Estrenada en 1972, combina el sonido de la orquesta con grabaciones de las aves del Ártico. Se trata de un canto extraño, ajeno al ser humano, que se ofrece a cambio de nada; sencillamente, una belleza gratuita que se esparce por toda la creación, antes y después del tiempo histórico. No se afirma aquí ninguna identidad reconocible, no se propone ningún discurso narrativo que pretenda decirnos algo, ni siquiera aparece la intención de reclamar las bondades de un dios panteísta.
«Escuchar, pensé, constituye una forma de humildad. También es una forma de amar»
Al contrario, esta pieza representa la antítesis de lo que hoy entendemos por arte. Nos habla de una verdad que se entrega sólo si queremos acogerla y que exige silenciar el parloteo de nuestro mundo hiperactivo. Durante siglos, las grandes tradiciones culturales y religiosas nos han recordado la corresponsabilidad del hombre con la creación: reyes y servidores, somos imagen de Dios y, a la vez, fango del Paraíso… La modernidad, en cambio, ha pretendido eliminar esta tensión intrínseca. Nos proclama dioses o esclavos a costa de no reconocer la procedencia y el destino de nuestra humanidad, sus límites y su grandeza.
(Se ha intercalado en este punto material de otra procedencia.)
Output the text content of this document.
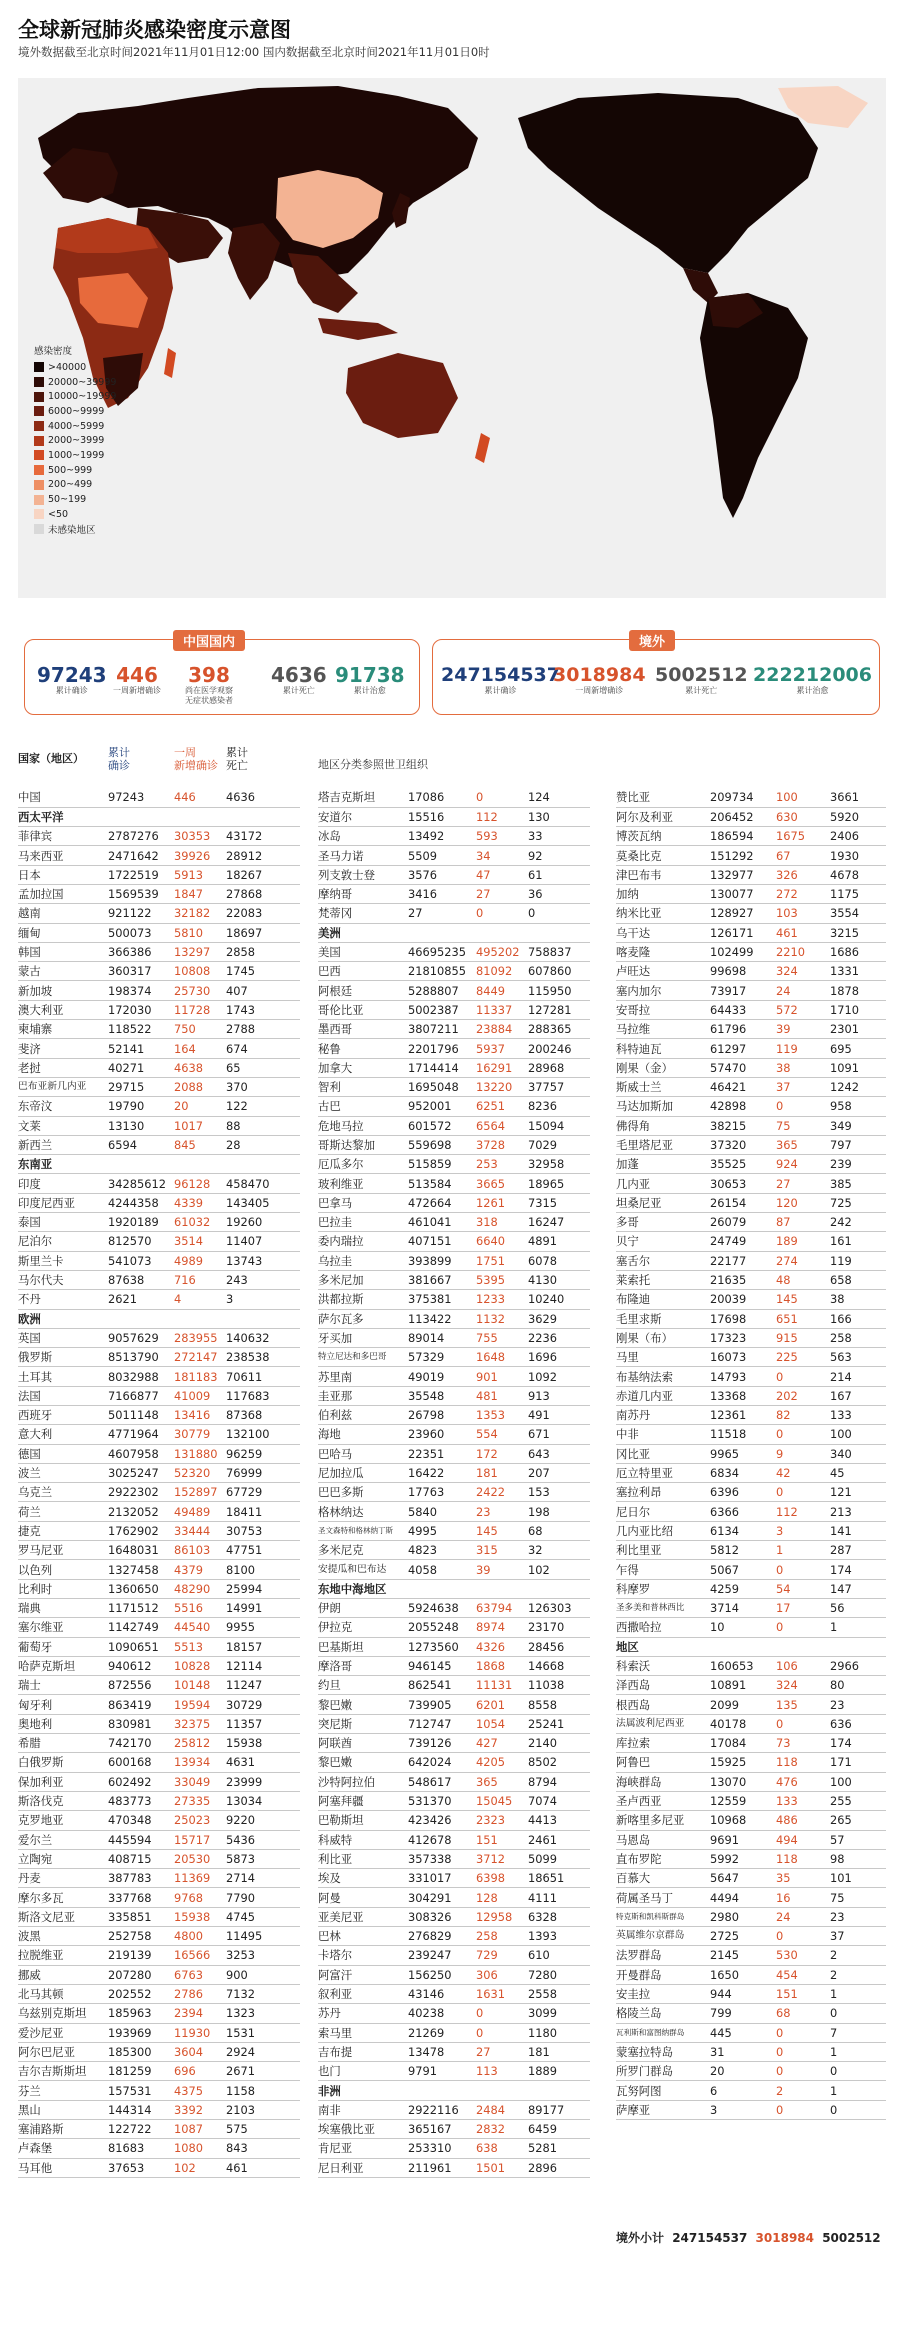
全球新冠肺炎感染密度示意图
境外数据截至北京时间2021年11月01日12:00 国内数据截至北京时间2021年11月01日0时
感染密度
>40000
20000~39999
10000~19999
6000~9999
4000~5999
2000~3999
1000~1999
500~999
200~499
50~199
<50
未感染地区
中国国内
97243
累计确诊
446
一周新增确诊
398
尚在医学观察
无症状感染者
4636
累计死亡
91738
累计治愈
境外
247154537
累计确诊
3018984
一周新增确诊
5002512
累计死亡
222212006
累计治愈
国家（地区）	累计
确诊
一周
新增确诊
累计
死亡	地区分类参照世卫组织
中国	97243	446	4636
西太平洋			
菲律宾	2787276	30353	43172
马来西亚	2471642	39926	28912
日本	1722519	5913	18267
孟加拉国	1569539	1847	27868
越南	921122	32182	22083
缅甸	500073	5810	18697
韩国	366386	13297	2858
蒙古	360317	10808	1745
新加坡	198374	25730	407
澳大利亚	172030	11728	1743
柬埔寨	118522	750	2788
斐济	52141	164	674
老挝	40271	4638	65
巴布亚新几内亚	29715	2088	370
东帝汶	19790	20	122
文莱	13130	1017	88
新西兰	6594	845	28
东南亚			
印度	34285612	96128	458470
印度尼西亚	4244358	4339	143405
泰国	1920189	61032	19260
尼泊尔	812570	3514	11407
斯里兰卡	541073	4989	13743
马尔代夫	87638	716	243
不丹	2621	4	3
欧洲			
英国	9057629	283955	140632
俄罗斯	8513790	272147	238538
土耳其	8032988	181183	70611
法国	7166877	41009	117683
西班牙	5011148	13416	87368
意大利	4771964	30779	132100
德国	4607958	131880	96259
波兰	3025247	52320	76999
乌克兰	2922302	152897	67729
荷兰	2132052	49489	18411
捷克	1762902	33444	30753
罗马尼亚	1648031	86103	47751
以色列	1327458	4379	8100
比利时	1360650	48290	25994
瑞典	1171512	5516	14991
塞尔维亚	1142749	44540	9955
葡萄牙	1090651	5513	18157
哈萨克斯坦	940612	10828	12114
瑞士	872556	10148	11247
匈牙利	863419	19594	30729
奥地利	830981	32375	11357
希腊	742170	25812	15938
白俄罗斯	600168	13934	4631
保加利亚	602492	33049	23999
斯洛伐克	483773	27335	13034
克罗地亚	470348	25023	9220
爱尔兰	445594	15717	5436
立陶宛	408715	20530	5873
丹麦	387783	11369	2714
摩尔多瓦	337768	9768	7790
斯洛文尼亚	335851	15938	4745
波黑	252758	4800	11495
拉脱维亚	219139	16566	3253
挪威	207280	6763	900
北马其顿	202552	2786	7132
乌兹别克斯坦	185963	2394	1323
爱沙尼亚	193969	11930	1531
阿尔巴尼亚	185300	3604	2924
吉尔吉斯斯坦	181259	696	2671
芬兰	157531	4375	1158
黑山	144314	3392	2103
塞浦路斯	122722	1087	575
卢森堡	81683	1080	843
马耳他	37653	102	461
塔吉克斯坦	17086	0	124
安道尔	15516	112	130
冰岛	13492	593	33
圣马力诺	5509	34	92
列支敦士登	3576	47	61
摩纳哥	3416	27	36
梵蒂冈	27	0	0
美洲			
美国	46695235	495202	758837
巴西	21810855	81092	607860
阿根廷	5288807	8449	115950
哥伦比亚	5002387	11337	127281
墨西哥	3807211	23884	288365
秘鲁	2201796	5937	200246
加拿大	1714414	16291	28968
智利	1695048	13220	37757
古巴	952001	6251	8236
危地马拉	601572	6564	15094
哥斯达黎加	559698	3728	7029
厄瓜多尔	515859	253	32958
玻利维亚	513584	3665	18965
巴拿马	472664	1261	7315
巴拉圭	461041	318	16247
委内瑞拉	407151	6640	4891
乌拉圭	393899	1751	6078
多米尼加	381667	5395	4130
洪都拉斯	375381	1233	10240
萨尔瓦多	113422	1132	3629
牙买加	89014	755	2236
特立尼达和多巴哥	57329	1648	1696
苏里南	49019	901	1092
圭亚那	35548	481	913
伯利兹	26798	1353	491
海地	23960	554	671
巴哈马	22351	172	643
尼加拉瓜	16422	181	207
巴巴多斯	17763	2422	153
格林纳达	5840	23	198
圣文森特和格林纳丁斯	4995	145	68
多米尼克	4823	315	32
安提瓜和巴布达	4058	39	102
东地中海地区			
伊朗	5924638	63794	126303
伊拉克	2055248	8974	23170
巴基斯坦	1273560	4326	28456
摩洛哥	946145	1868	14668
约旦	862541	11131	11038
黎巴嫩	739905	6201	8558
突尼斯	712747	1054	25241
阿联酋	739126	427	2140
黎巴嫩	642024	4205	8502
沙特阿拉伯	548617	365	8794
阿塞拜疆	531370	15045	7074
巴勒斯坦	423426	2323	4413
科威特	412678	151	2461
利比亚	357338	3712	5099
埃及	331017	6398	18651
阿曼	304291	128	4111
亚美尼亚	308326	12958	6328
巴林	276829	258	1393
卡塔尔	239247	729	610
阿富汗	156250	306	7280
叙利亚	43146	1631	2558
苏丹	40238	0	3099
索马里	21269	0	1180
吉布提	13478	27	181
也门	9791	113	1889
非洲			
南非	2922116	2484	89177
埃塞俄比亚	365167	2832	6459
肯尼亚	253310	638	5281
尼日利亚	211961	1501	2896
赞比亚	209734	100	3661
阿尔及利亚	206452	630	5920
博茨瓦纳	186594	1675	2406
莫桑比克	151292	67	1930
津巴布韦	132977	326	4678
加纳	130077	272	1175
纳米比亚	128927	103	3554
乌干达	126171	461	3215
喀麦隆	102499	2210	1686
卢旺达	99698	324	1331
塞内加尔	73917	24	1878
安哥拉	64433	572	1710
马拉维	61796	39	2301
科特迪瓦	61297	119	695
刚果（金）	57470	38	1091
斯威士兰	46421	37	1242
马达加斯加	42898	0	958
佛得角	38215	75	349
毛里塔尼亚	37320	365	797
加蓬	35525	924	239
几内亚	30653	27	385
坦桑尼亚	26154	120	725
多哥	26079	87	242
贝宁	24749	189	161
塞舌尔	22177	274	119
莱索托	21635	48	658
布隆迪	20039	145	38
毛里求斯	17698	651	166
刚果（布）	17323	915	258
马里	16073	225	563
布基纳法索	14793	0	214
赤道几内亚	13368	202	167
南苏丹	12361	82	133
中非	11518	0	100
冈比亚	9965	9	340
厄立特里亚	6834	42	45
塞拉利昂	6396	0	121
尼日尔	6366	112	213
几内亚比绍	6134	3	141
利比里亚	5812	1	287
乍得	5067	0	174
科摩罗	4259	54	147
圣多美和普林西比	3714	17	56
西撒哈拉	10	0	1
地区			
科索沃	160653	106	2966
泽西岛	10891	324	80
根西岛	2099	135	23
法属波利尼西亚	40178	0	636
库拉索	17084	73	174
阿鲁巴	15925	118	171
海峡群岛	13070	476	100
圣卢西亚	12559	133	255
新喀里多尼亚	10968	486	265
马恩岛	9691	494	57
直布罗陀	5992	118	98
百慕大	5647	35	101
荷属圣马丁	4494	16	75
特克斯和凯科斯群岛	2980	24	23
英属维尔京群岛	2725	0	37
法罗群岛	2145	530	2
开曼群岛	1650	454	2
安圭拉	944	151	1
格陵兰岛	799	68	0
瓦利斯和富图纳群岛	445	0	7
蒙塞拉特岛	31	0	1
所罗门群岛	20	0	0
瓦努阿图	6	2	1
萨摩亚	3	0	0
境外小计 247154537 3018984 5002512
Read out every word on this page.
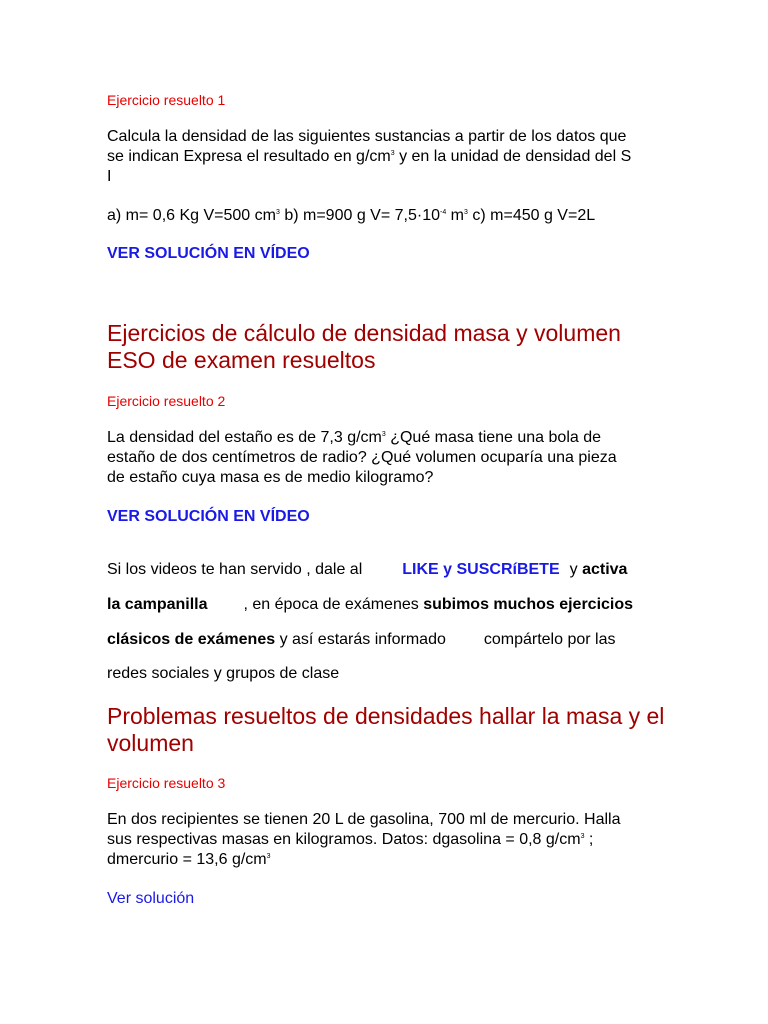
Ejercicio resuelto 1
Calcula la densidad de las siguientes sustancias a partir de los datos que
se indican Expresa el resultado en $g/cm^3$ y en la unidad de densidad del S
I
a) m= 0,6 Kg V=500 $cm^3$ b) m=900 g $V= 7,5\cdot 10^{-4}$ $m^3$ c) m=450 g V=2L
VER SOLUCIÓN EN VÍDEO
Ejercicios de cálculo de densidad masa y volumen
ESO de examen resueltos
Ejercicio resuelto 2
La densidad del estaño es de 7,3 $g/cm^3$ ¿Qué masa tiene una bola de
estaño de dos centímetros de radio? ¿Qué volumen ocuparía una pieza
de estaño cuya masa es de medio kilogramo?
VER SOLUCIÓN EN VÍDEO
Si los videos te han servido , dale al	LIKE y SUSCRíBETE y activa
la campanilla , en época de exámenes subimos muchos ejercicios
clásicos de exámenes y así estarás informado compártelo por las
redes sociales y grupos de clase
Problemas resueltos de densidades hallar la masa y el
volumen
Ejercicio resuelto 3
En dos recipientes se tienen 20 L de gasolina, 700 ml de mercurio. Halla
sus respectivas masas en kilogramos. Datos: dgasolina = 0,8 $g/cm^3$ ;
dmercurio = 13,6 $g/cm^3$
Ver solución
Cada noche en Trondheim me acompañaron aquellos cantos. En parte, los anhelaba. Había traído conmigo un pequeño libro con los sermones de un monje cisterciense del siglo XII, Isaac de Stella. Los leí en la ribera de un mar nervioso, agitado. Un cementerio me daba la espalda. En su sermón 27, Isaac habla del vuelo de los pájaros: «Cuando quieren lanzarse al aire, se inclinan hacia el suelo. Presionan su cuerpo contra la tierra antes de elevarse». Y comenta a continuación que esta misma ley rige también para el hombre. Si queremos llegar al cielo, antes debemos dejar atrás los honores y las riquezas, tocar el suelo y convertirnos de nuevo en humus, esto es, hacernos como niños y recuperar nuestra humildad original.
Rautavaara grabó el canto de las aves en las tierras pantanosas de Liminka, en el borde del círculo polar ártico. Yo escuché este canto un poco más al sur, en la vieja ciudad medieval de Nidaros, cuando el mundo dormía y las noches blancas se asentaban en la memoria. Escuchar, pensé, constituye una forma de humildad. También es una forma de amar. Si escuchamos con atención, se nos revela algo que habitualmente ignoramos. Y debemos agradecerlo.